Vu les autres pièces du dossier.
Vu :
- la convention européenne de sauvegarde des droits de l'homme et des libertés fondamentales ;
- l'accord franco-tunisien du 17 mars 1988 modifié ;
- la loi n° 91-647 du 10 juillet 1991 ;
- le code de l'entrée et du séjour des étrangers et du droit d'asile ;
- le code des relations entre le public et l'administration ;
- le code de justice administrative.
Les parties ont été régulièrement averties du jour de l'audience.
La présidente de la formation de jugement a dispensé la rapporteure publique, sur sa proposition, de prononcer des conclusions à l'audience.
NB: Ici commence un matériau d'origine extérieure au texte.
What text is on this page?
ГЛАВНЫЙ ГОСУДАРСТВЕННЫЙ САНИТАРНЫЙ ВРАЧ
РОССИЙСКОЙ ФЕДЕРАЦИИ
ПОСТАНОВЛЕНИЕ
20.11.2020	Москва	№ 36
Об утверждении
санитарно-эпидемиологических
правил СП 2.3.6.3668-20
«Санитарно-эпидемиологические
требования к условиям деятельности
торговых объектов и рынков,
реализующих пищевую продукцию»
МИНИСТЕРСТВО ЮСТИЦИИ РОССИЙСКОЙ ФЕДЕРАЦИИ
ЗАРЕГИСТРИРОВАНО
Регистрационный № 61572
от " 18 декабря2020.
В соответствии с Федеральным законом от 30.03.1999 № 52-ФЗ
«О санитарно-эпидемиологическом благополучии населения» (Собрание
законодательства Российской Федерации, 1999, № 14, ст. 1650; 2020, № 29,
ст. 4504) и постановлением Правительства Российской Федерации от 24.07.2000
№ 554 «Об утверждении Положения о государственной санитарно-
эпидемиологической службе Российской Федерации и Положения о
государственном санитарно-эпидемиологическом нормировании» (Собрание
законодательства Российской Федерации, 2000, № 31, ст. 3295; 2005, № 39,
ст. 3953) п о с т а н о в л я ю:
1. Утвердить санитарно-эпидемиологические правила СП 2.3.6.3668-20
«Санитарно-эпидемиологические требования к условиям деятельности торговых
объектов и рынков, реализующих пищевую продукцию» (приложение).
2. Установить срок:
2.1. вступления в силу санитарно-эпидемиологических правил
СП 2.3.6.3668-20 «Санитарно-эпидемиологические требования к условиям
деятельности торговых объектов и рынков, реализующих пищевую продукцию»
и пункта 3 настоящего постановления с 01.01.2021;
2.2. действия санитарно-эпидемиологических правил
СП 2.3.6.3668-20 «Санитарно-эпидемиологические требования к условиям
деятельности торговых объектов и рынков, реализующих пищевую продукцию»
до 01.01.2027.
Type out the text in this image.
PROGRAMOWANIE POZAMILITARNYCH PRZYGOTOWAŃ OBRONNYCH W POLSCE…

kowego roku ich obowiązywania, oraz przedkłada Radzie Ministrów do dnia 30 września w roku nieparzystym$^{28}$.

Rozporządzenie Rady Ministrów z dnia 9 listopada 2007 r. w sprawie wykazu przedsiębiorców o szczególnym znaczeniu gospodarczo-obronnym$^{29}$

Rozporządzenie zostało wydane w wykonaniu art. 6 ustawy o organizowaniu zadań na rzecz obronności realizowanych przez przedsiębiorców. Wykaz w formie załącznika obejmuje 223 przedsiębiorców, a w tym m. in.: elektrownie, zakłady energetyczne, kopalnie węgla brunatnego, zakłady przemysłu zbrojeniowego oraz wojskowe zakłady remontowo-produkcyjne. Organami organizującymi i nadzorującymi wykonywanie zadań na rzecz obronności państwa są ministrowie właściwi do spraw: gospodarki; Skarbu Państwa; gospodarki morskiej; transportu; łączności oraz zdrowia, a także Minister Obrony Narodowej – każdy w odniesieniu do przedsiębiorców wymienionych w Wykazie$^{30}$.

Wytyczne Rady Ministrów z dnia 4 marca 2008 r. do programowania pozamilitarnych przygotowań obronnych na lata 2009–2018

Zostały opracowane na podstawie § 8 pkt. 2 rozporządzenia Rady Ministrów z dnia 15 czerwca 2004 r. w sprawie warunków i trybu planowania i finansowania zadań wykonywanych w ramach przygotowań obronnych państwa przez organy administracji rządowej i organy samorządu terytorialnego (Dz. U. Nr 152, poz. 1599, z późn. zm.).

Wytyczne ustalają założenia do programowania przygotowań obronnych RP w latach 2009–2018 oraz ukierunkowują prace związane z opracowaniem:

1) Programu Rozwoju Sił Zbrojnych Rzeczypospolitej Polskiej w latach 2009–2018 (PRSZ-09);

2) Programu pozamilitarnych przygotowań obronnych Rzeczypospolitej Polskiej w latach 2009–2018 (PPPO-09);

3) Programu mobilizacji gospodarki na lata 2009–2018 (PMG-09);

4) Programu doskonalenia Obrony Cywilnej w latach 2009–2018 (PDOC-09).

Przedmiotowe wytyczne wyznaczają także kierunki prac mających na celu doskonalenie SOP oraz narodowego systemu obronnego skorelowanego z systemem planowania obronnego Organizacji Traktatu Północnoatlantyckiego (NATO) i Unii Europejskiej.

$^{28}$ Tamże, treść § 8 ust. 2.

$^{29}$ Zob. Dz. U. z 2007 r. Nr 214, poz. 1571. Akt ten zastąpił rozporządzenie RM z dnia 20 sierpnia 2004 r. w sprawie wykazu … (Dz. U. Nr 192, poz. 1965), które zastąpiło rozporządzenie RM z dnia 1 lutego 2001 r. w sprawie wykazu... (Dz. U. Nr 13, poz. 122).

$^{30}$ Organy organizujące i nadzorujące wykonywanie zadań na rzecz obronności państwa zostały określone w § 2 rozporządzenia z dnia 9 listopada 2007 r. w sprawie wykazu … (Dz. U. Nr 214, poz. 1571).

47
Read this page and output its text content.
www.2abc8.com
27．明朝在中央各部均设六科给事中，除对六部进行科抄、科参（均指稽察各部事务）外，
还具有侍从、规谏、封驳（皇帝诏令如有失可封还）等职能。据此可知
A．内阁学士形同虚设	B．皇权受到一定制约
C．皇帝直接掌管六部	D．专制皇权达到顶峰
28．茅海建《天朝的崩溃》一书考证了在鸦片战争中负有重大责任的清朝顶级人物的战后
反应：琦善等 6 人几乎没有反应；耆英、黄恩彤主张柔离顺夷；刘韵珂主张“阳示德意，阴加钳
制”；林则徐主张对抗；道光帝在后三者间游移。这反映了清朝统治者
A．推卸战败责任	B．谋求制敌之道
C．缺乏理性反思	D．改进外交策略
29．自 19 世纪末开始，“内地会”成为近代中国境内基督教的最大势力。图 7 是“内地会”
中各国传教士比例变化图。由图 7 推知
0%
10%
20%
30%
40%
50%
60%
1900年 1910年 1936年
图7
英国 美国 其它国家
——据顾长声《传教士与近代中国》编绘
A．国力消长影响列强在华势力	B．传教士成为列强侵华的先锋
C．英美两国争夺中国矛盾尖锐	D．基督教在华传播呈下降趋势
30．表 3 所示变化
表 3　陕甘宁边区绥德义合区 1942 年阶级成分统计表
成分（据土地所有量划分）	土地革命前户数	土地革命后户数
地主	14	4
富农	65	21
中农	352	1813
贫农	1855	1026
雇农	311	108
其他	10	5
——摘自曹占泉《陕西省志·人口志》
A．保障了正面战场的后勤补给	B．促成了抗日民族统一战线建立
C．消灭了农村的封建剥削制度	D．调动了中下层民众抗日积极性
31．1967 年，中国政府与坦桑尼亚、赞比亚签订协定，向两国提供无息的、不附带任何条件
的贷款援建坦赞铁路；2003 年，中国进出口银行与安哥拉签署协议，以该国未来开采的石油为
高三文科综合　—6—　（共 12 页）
Le rapport de Mme C... a été entendu au cours de l'audience publique.
Considérant ce qui suit :
1. M. A... D..., de nationalité tunisienne, né le 15 juillet 1990, déclare être entré sur le territoire français en 2002. Il a sollicité du préfet de l'Hérault, le 13 septembre 2016, la délivrance d'un titre de séjour. Il relève appel du jugement du 11 juin 2020 par lequel le tribunal administratif de Montpellier a rejeté sa demande tendant à l'annulation de l'arrêté du 28 décembre 2018 du préfet de l'Hérault portant refus de lui délivrer un titre de séjour.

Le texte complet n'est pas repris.